3. Pickering Antique/Flea Market
On my way back to Toronto, I could not help but swing by Pickering to indulge in more antique browsing. The Pickering Antique Market This antique mall is open all week long and the collection can entertain you for hours. The vintage X-Men comics alone cost me a lot of time as I could not resist sifting through a massive pile. The prices though are a mix, some reasonable and some almost similar to the prices I saw by Roncesvalles. Know your prices before investing. :)
1. St. Jacob’s Market, Kitchener and Waterloo, ON.
This place got me hooked with antiques. I have a separate post of what you can find in here. To make the drive worthwhile, it would be best to come here Thursday or Saturday as a farmers market matches the vibe of the antique mall. There was a recent fire that damaged the main farmers market building but I heard that the vendors are back, set up temporarily by the parking lot. Make sure you have a day to spend when visiting. When the farmers market close by 3pm, you can swing by the St. Jacobs Village. See this earlier St. Jacob’s market post for more details
2. Aberfoyle Market, Guelph ON
Aberfoyle Market only opens for business every Sundays during spring to fall.
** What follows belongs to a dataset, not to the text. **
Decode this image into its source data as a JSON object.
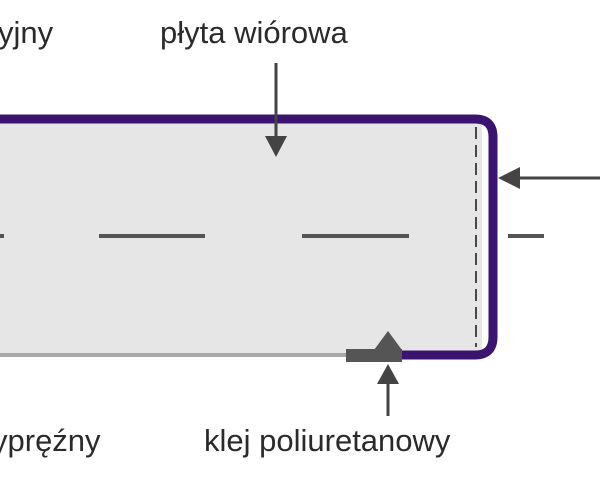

The choice in this market is remarkable mix of every knick knack imaginable. All for a variety of prices, so be sure to shop around. Don’t hold off too long as you might tend to forget and someone might swipe your find. Be sure to spend a day with good shoes as the booths are outdoors. This trip was worth the drive as I found a charming bench for a sweet price of $18. Good solid wood, how can one resist that? On market grounds, you can find Cafe Aberfoyle. Food at standard Canadian comfort foods and serving size are quite generous. Pace yourself with the poutine. Two order we split four-ways and I was very full when we finished.
1. Hwy 11, Orilla ON
On both directions on Hwy 11 by Orilla, ON, would be small businesses selling reclaimed wood and second hand furniture and fixtures. Going north, I was so heartbroken locating a white hardwood coffee table that I could not buy. Priced at $30, it was clearly a bargain. Problem was it had no hope of fitting in my Honda Civic and I have no place for it at home. I wish there were more finds like it in Toronto. On my way back to Toronto, I stopped around the same area and got myself rewarded with an old hardwood door. Such things always make their way as table tops for my photoshoots.
2. Huntsville ON
I have professed a love of Muskoka many times and its rows of stores with antiques are part of the reason why. You could find a good shop on the same line as the Nutty Chocolatier. Where you decide to spend the longer time browsing, I leave it up solely to you to decide. :)
3. Dwight ON
Just by the fork of Hwy 60 and Hwy 35 are a cluster of small thrift shops and antique stores. Be sure to check them out as they do have interesting collage of things of yesteryears. I get a kick of trying to figure out an item that I have no inkling of what it was. I revel at the simplicity and ingenuity to make do with such a gadget and compare it to what it is now.Good coffee you can find by Erika’s Cafe.
Now as I look at this long list of road trips, I find I have that itch to travel back to each place. I cannot do that this weekend though. I plan to do the ultimate antique road trip to Baltimore. For sure, I would blog about that too. Have a good weekend treasure hunting!